UK scientists have made the first observation of gas falling into a black hole at 30% of the speed of light offering support to the theory that misaligned gas discs around black holes can cause material to fall directly into the space-time event. In the process, liberating huge amounts of energy.
The team, led by Professor Ken Pounds of the University of Leicester, used data provided by the European Space Agency’s X-ray observatory XMM-Newton to observe the black hole at the centre of the galaxy PG211+143. The results appear in the latest edition of the scientific journal Monthly Notices of the Royal Astronomical Society.
“The galaxy we were observing with XMM-Newton has a 40 million solar mass black hole which is very bright and evidently well fed,” Professor Pounds said “Indeed some 15 years ago we detected a powerful wind indicating the hole was being over-fed. While such winds are now found in many active galaxies, PG1211+143 has now yielded another ‘first’, with the detection of matter plunging directly into the hole itself.”
“We were able to follow an Earth-sized clump of matter for about a day, as it was pulled towards the black hole, accelerating to a third of the velocity of light before being swallowed up by the hole.” Pound continued.
The findings are of particular interest as the swallowing of matter by black holes via accretion, is the most efficient method of extracting energy from matter. For example, comparing accretion onto a black hole to the most common form of nuclear-fusion reaction in the universe, hydrogen burning. We find that hydrogen burning liberates about 0.7% of the energy locked within the matter involved. This is compared to an accretion efficiency of approximately up to 50% for certain non-rotating (Kerr) black holes. This energy is released as heat and light.
It is commonly believed that the centre of all galaxies, including our own, contain a supermassive black hole at its centre. The energy efficiency of the accretion process means that these objects referred to as active galactic nuclei (AGN) or quasars are the most luminous objects in the universe if there is enough matter surrounding them to be consumed.
Because of the compactness of black holes and the law of conservation of angular momentum, this gas is usually moving too fast to fall directly into the black hole, instead, forming an accretion disc around the object. It is the massive frictional forces within the gas, a product of the black hole’s massive gravitational effect that creates a violent enough environment to achieve such effective energy liberation.

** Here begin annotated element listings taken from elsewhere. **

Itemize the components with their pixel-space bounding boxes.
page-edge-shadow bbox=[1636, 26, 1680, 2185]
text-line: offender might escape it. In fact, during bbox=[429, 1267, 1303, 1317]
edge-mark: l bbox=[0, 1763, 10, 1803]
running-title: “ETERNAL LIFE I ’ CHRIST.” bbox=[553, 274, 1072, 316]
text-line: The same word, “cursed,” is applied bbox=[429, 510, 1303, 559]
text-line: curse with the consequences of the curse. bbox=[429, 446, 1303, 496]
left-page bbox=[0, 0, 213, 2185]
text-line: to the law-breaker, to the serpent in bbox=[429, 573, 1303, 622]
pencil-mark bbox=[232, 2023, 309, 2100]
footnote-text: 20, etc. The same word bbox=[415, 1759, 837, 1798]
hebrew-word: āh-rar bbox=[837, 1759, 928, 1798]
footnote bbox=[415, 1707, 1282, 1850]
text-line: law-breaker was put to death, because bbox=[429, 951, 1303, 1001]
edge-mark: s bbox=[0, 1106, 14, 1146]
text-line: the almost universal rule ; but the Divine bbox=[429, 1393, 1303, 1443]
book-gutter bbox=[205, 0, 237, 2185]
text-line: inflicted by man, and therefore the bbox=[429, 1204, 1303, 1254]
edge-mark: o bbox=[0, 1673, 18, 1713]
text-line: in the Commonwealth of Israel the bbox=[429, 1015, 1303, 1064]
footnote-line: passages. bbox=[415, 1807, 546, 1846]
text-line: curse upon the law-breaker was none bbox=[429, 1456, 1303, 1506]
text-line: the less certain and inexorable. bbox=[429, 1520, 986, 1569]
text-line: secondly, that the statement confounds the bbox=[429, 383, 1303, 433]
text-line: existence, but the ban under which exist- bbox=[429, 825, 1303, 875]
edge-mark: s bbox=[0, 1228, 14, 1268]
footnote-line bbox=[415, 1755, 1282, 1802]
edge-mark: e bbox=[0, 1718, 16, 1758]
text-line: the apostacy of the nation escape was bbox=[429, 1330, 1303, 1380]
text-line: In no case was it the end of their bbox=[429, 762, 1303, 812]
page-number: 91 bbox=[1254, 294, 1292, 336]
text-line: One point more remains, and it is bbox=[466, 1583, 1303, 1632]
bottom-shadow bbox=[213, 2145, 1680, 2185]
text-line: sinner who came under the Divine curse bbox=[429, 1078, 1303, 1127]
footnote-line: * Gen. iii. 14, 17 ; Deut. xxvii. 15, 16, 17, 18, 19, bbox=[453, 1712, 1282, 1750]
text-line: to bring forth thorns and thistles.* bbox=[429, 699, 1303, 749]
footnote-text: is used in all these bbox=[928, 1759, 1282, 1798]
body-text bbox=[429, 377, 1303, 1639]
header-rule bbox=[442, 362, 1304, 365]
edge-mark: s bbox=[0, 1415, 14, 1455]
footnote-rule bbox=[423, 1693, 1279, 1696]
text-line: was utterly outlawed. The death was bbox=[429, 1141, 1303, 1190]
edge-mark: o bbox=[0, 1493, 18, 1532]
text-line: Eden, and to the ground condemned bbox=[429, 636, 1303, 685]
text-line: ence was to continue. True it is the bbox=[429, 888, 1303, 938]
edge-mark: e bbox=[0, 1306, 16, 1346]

These findings show that there are cases in which gas and other matter can fall directly into a black hole.
It has been commonly assumed that these accretion discs are aligned with the plane of rotation of the black hole. This new finding shines a light on what the effect of a misaligned accretion disc may be, specifically on the speed at which the matter falls on the surface of the black hole.
Professor Pound and his team examined the x-ray spectra of galaxy PG211+143, a Seyfert galaxy located one billion light years away in the direction of the constellation Coma Berenices taken from the XMM-Newton observatory.
The researchers found that the spectra was strongly red-shifted showing it to be falling into the black hole a roughly 30% of the speed of light, about 100,000 kilometres per second. The gas was found to be feeding almost directly into the black hole, likely as a result of its close proximity to its event horizon – the point at which nothing, including light, can escape the black hole.
This observation lends credence to theoretical developments which also originate from the University of Leicester achieved by the use of the Dirac supercomputer facility to simulate the “tearing” of misaligned accreting systems. This research has shown that rings of gas can break off and collide with each other causing shocks thus cancelling their rotation, which is what allows them to fall directly into the black hole.
The research also implies that ‘chaotic accretion’ from misaligned discs may well be common for supermassive black holes. This may explain why black holes formed in the early Universe grew to such extraordinarily large sizes. Black holes accepting matter directly in this way would spin slower and be able to accept more gas and grow their masses more rapidly than previously believed.